The median forecast on increases in consumer prices for the coming 12 months fell to 2.8 percent, compared with 4.4 percent in August, the central bank said today in London. That’s the biggest drop since the quarterly survey began nine years ago. GfK NOP surveyed 2,065 people from Nov. 13 to Nov 18.
The Bank of England must avert the risk of deflation as the economy sinks into a recession that may be as long and deep as those since the mid-1970s, policy maker Andrew Sentance said this week. The central bank has cut the benchmark interest rate to the lowest since 1951, on concern it will miss the 2 percent target for inflation.
“Sharply retreating inflation expectations gives the Bank of England further scope to enact another sharp interest rate cut in January,” said Howard Archer, chief European economist Global Insight in London. “Consumer price inflation will continue to plummet over the coming months.”

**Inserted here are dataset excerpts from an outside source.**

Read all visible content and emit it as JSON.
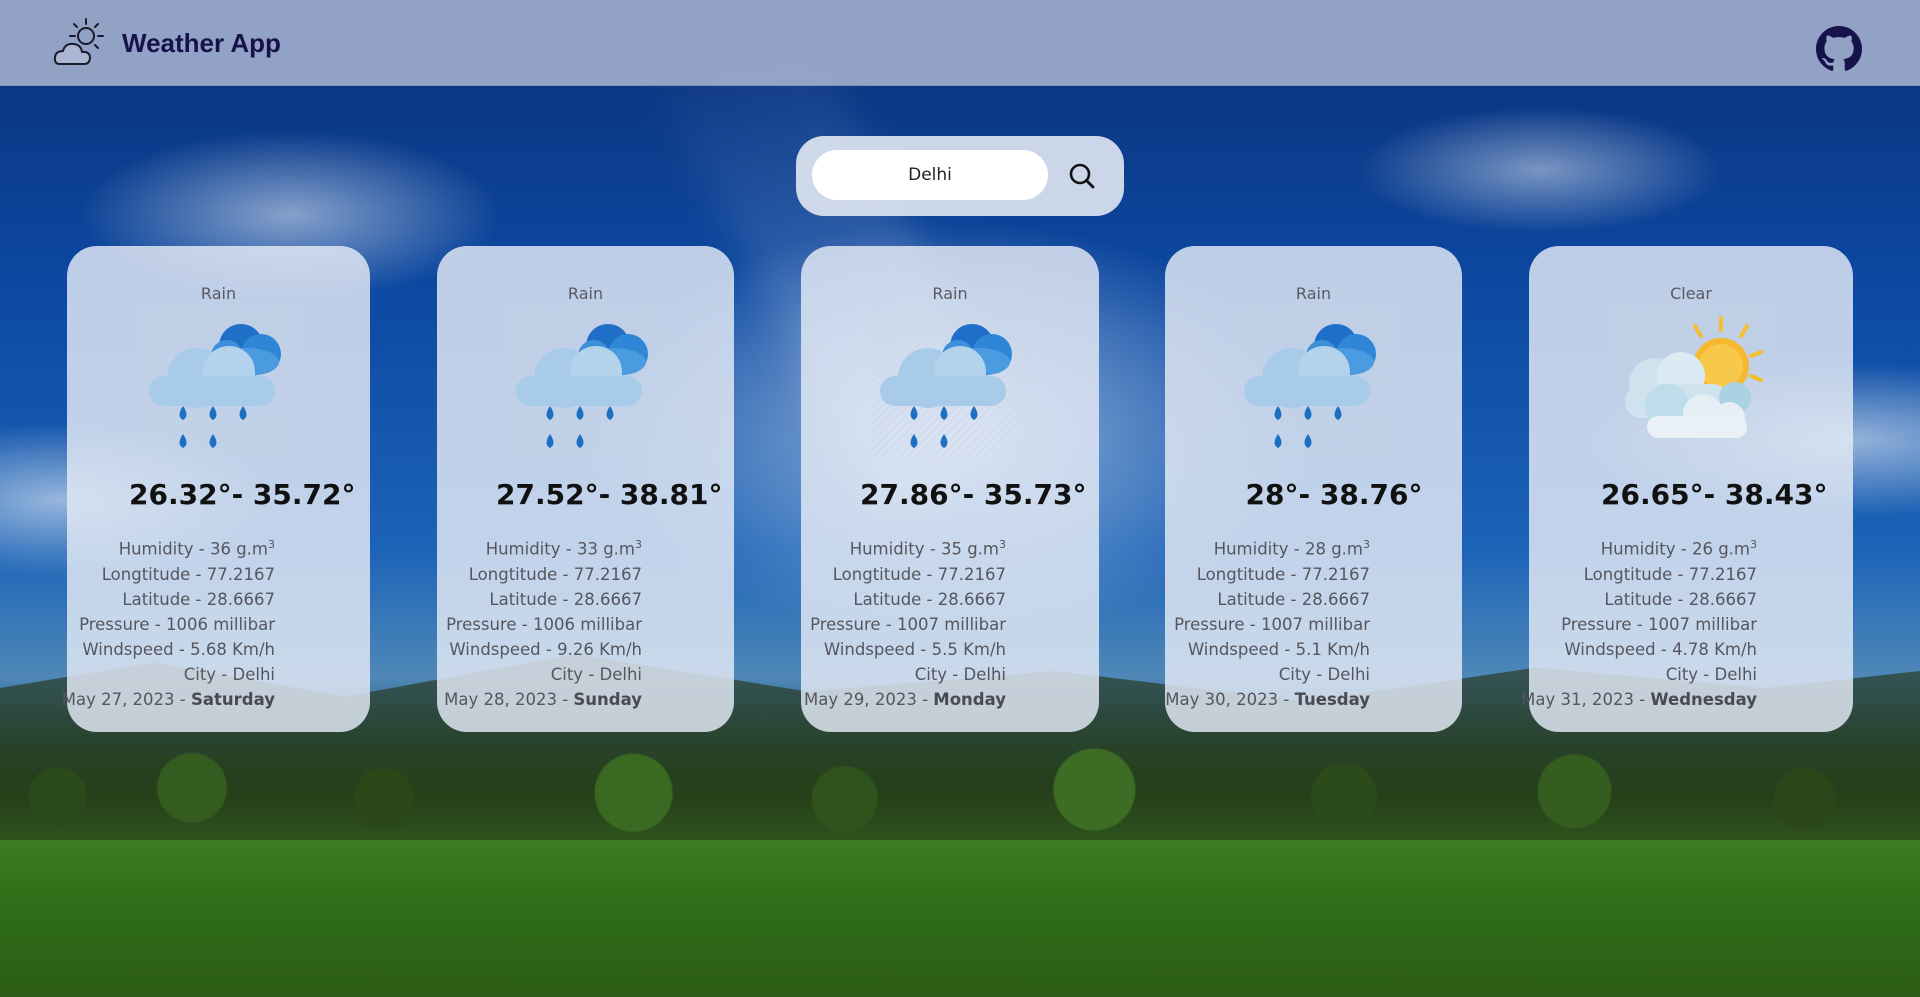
{
  "header": {
    "title": "Weather App",
    "logo_icon": "sun-behind-cloud-icon",
    "github_icon": "github-icon"
  },
  "search": {
    "value": "Delhi",
    "placeholder": "",
    "button_icon": "search-icon"
  },
  "labels": {
    "humidity": "Humidity - ",
    "humidity_unit": " g.m",
    "humidity_sup": "3",
    "longitude": "Longtitude - ",
    "latitude": "Latitude - ",
    "pressure": "Pressure - ",
    "pressure_unit": " millibar",
    "windspeed": "Windspeed - ",
    "windspeed_unit": " Km/h",
    "city": "City - ",
    "date_sep": " - "
  },
  "cards": [
    {
      "condition": "Rain",
      "icon": "rain-cloud-icon",
      "temp": "26.32°- 35.72°",
      "humidity": "36",
      "longitude": "77.2167",
      "latitude": "28.6667",
      "pressure": "1006",
      "windspeed": "5.68",
      "city": "Delhi",
      "date": "May 27, 2023",
      "day": "Saturday"
    },
    {
      "condition": "Rain",
      "icon": "rain-cloud-icon",
      "temp": "27.52°- 38.81°",
      "humidity": "33",
      "longitude": "77.2167",
      "latitude": "28.6667",
      "pressure": "1006",
      "windspeed": "9.26",
      "city": "Delhi",
      "date": "May 28, 2023",
      "day": "Sunday"
    },
    {
      "condition": "Rain",
      "icon": "rain-cloud-icon",
      "temp": "27.86°- 35.73°",
      "humidity": "35",
      "longitude": "77.2167",
      "latitude": "28.6667",
      "pressure": "1007",
      "windspeed": "5.5",
      "city": "Delhi",
      "date": "May 29, 2023",
      "day": "Monday"
    },
    {
      "condition": "Rain",
      "icon": "rain-cloud-icon",
      "temp": "28°- 38.76°",
      "humidity": "28",
      "longitude": "77.2167",
      "latitude": "28.6667",
      "pressure": "1007",
      "windspeed": "5.1",
      "city": "Delhi",
      "date": "May 30, 2023",
      "day": "Tuesday"
    },
    {
      "condition": "Clear",
      "icon": "sun-behind-clouds-icon",
      "temp": "26.65°- 38.43°",
      "humidity": "26",
      "longitude": "77.2167",
      "latitude": "28.6667",
      "pressure": "1007",
      "windspeed": "4.78",
      "city": "Delhi",
      "date": "May 31, 2023",
      "day": "Wednesday"
    }
  ],
  "colors": {
    "header_title": "#17124a",
    "rain_cloud_front": "#a7cbe8",
    "rain_cloud_back": "#2f7fcf",
    "rain_drop": "#1d6fc2",
    "sun": "#f6b92e",
    "sun_ray": "#f4c02c"
  }
}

Archer predicts the Bank of England will cut the interest rate by at least 0.75 percentage points in January.
Consumers, when asked what the current rate of inflation was, said 4.9 percent, compared with 5.4 percent in August, the biggest drop since the survey began.
Deflation Risk
The U.K. inflation rate fell the most in at least 11 years in October to 4.5 percent. The Bank of England predicts that it will undershoot the target next year and Governor Mervyn King has refused to rule out the risk of deflation.
Britain’s economic prospects are worsening as it slips into its first recession since 1991. The economy contracted 0.5 percent in the third quarter, and the Bank of England predicts it will shrink next year. U.K. policy makers cut the key rate by a percentage point to 2 percent on Dec. 4, following a 1.5 percentage-point reduction the previous month.
“Inflation expectations are coming down and will come down further next quarter,” said Alan Clarke, an economist at BNP Paribas SA in London. “Interest rates have further to fall, and there’s a high probability that they will go to zero.”